Muslims holy month of Ramadan to start tomorrow
Reuters PhotosMuslims in Turkey are set to begin fasting on June 18 for the holy month of Ramadan, when most of the world’s 1.6 billion Muslims abstain from food and water from sunrise to sunset.
While Ramadan starts for many Turks on June 18, the first day of the fasting differs in several Arab and African nations, which will start their fasting after the new moon is sighted. Sighting the new crescent moon is essential for the start of any month in the Islamic lunar calendar.
Fasting, held from sunrise to sunset during Ramadan, is one of the Five Pillars (fundamental religious duties) of Islam. It is a time of self-examination and increased religious devotion. Ramadan is also a time of increased religious observance and socializing, with families sharing rich meals after sunset, followed by gatherings with friends or neighbors.
During Ramadan, which will continue for 30 days, Muslims must abstain from food, drink, smoking and sex from sunrise to sunset.
Welcoming the holy month of Ramadan, pious residents in Istanbul are expected to fill mosques to perform Tarawih prayers, an extra prayer specific to Ramadan, according to the practices of the Prophet Muhammad, which is performed by Muslims following the obligatory night prayer known as ‘Isha.
The historic Blue Mosque and the Eyüp Sultan Mosque are the two most symbolic spaces for these prayers during Ramadan in Istanbul.
The first Tarawih, which are held in mosques every night of the month, will begin on June 18.
During Ramadan, local municipalities in Istanbul organize mass public iftar meals - free meals consisting of soup, stew, pudding and juice - while street performances such as clown and shadow puppet shows are put on for locals.
Throughout the course of the fasting month, Muslims are urged to perform extra prayers, recite the Quran, give alms to the poor, and refrain from misbehavior. Ramadan ends with the Islamic holiday of Eid al-Fitr.
Meanwhile, Muslims in the Nordic region can expect new guidelines for coping with a sun that never sets ahead of the holy fasting month of Ramadan, a Swedish Muslim association said on June 16.
This year, Ramadan begins three days before the longest day of the year, when the sun blazes around the clock above the Arctic Circle and only sets for a few hours further south, presenting a problem for Muslims in Scandinavia who are expected to fast until sunset.
“We’ve got two difficult questions, not just when you can break the fast in the north but also when you should start fasting,” Mohammed Kharraki, a spokesman for Sweden’s Islamic Association, told AFP.
“You’re supposed to start fasting before the sun rises, at dawn.

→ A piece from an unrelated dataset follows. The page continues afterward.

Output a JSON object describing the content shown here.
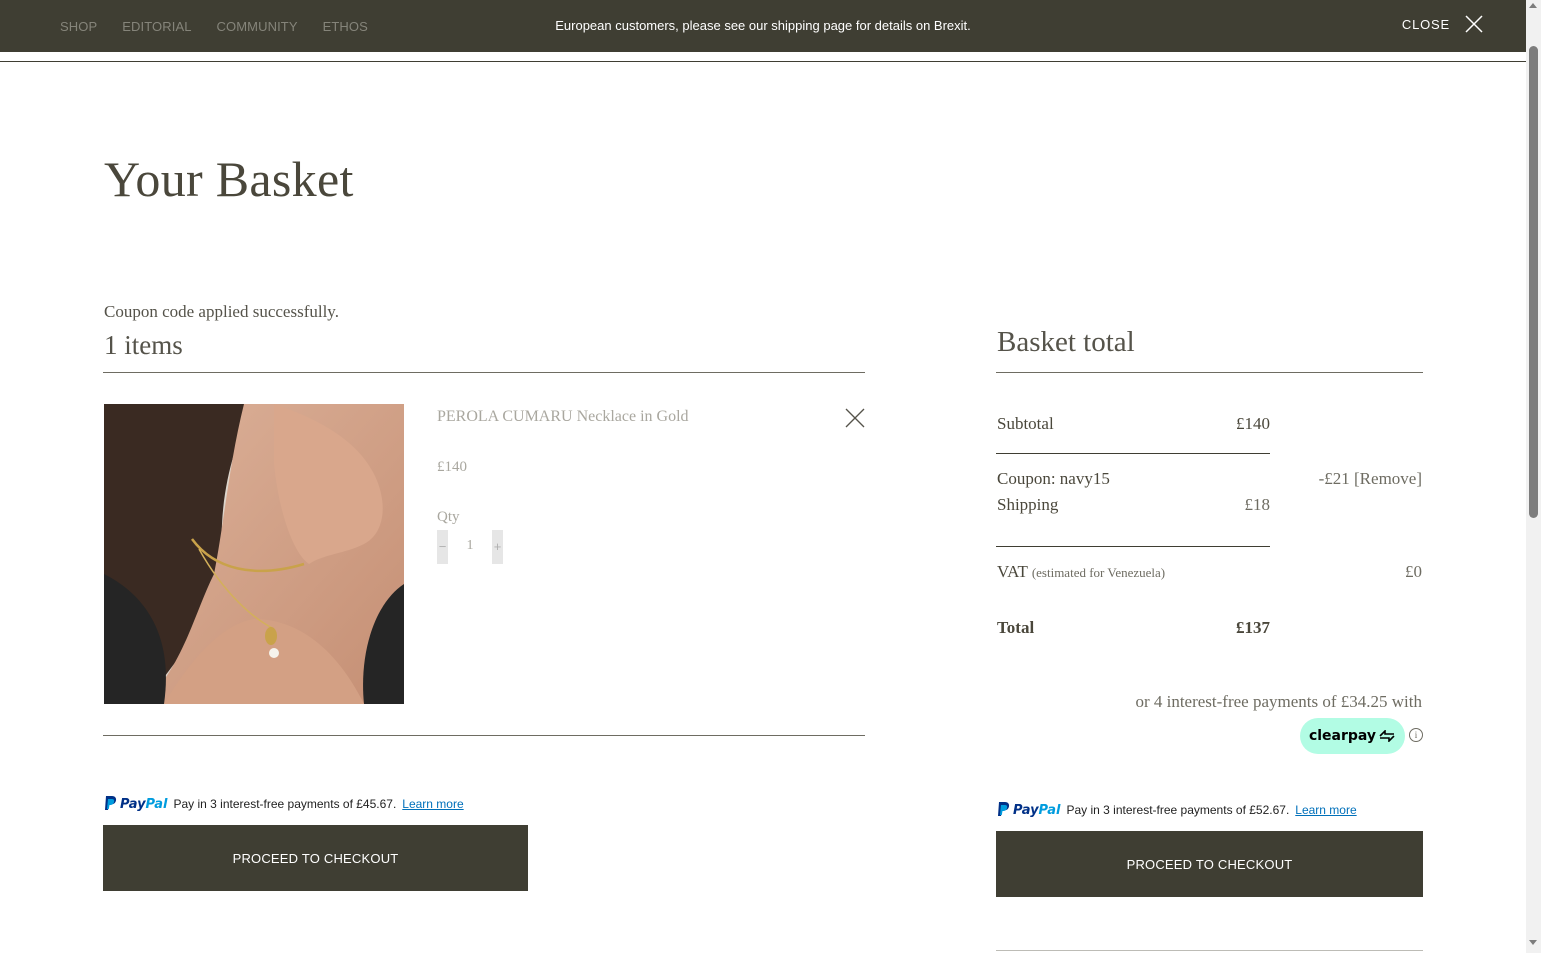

But there is no real dawn in the summer months in Stockholm,” he said.
In previous years, Muslims in sub-Arctic towns like Kiruna were advised to break their fast at the same time as people in the south but a meeting of Swedish and European imams in northern Sweden this week recommended a new approach.
“Now you should go by the last time the sun clearly set and rose,” said Kharraki, adding that detailed guidelines were still being worked out and could also involve breaking the fast in the early evening to be more in line with the rest of the world.
The new rules being drawn up by a pan-European association - the European Council for Fatwa and Research - are expected to apply across the continent and will include advice on situations where Muslims can break the fast to avoid collapsing from lack of food and water.
“People can try to fast for 19 hours but not handle it. That’s not the idea ... If you can’t manage to do your work or stay on your feet, then it’s time to break the fast,” said Kharraki.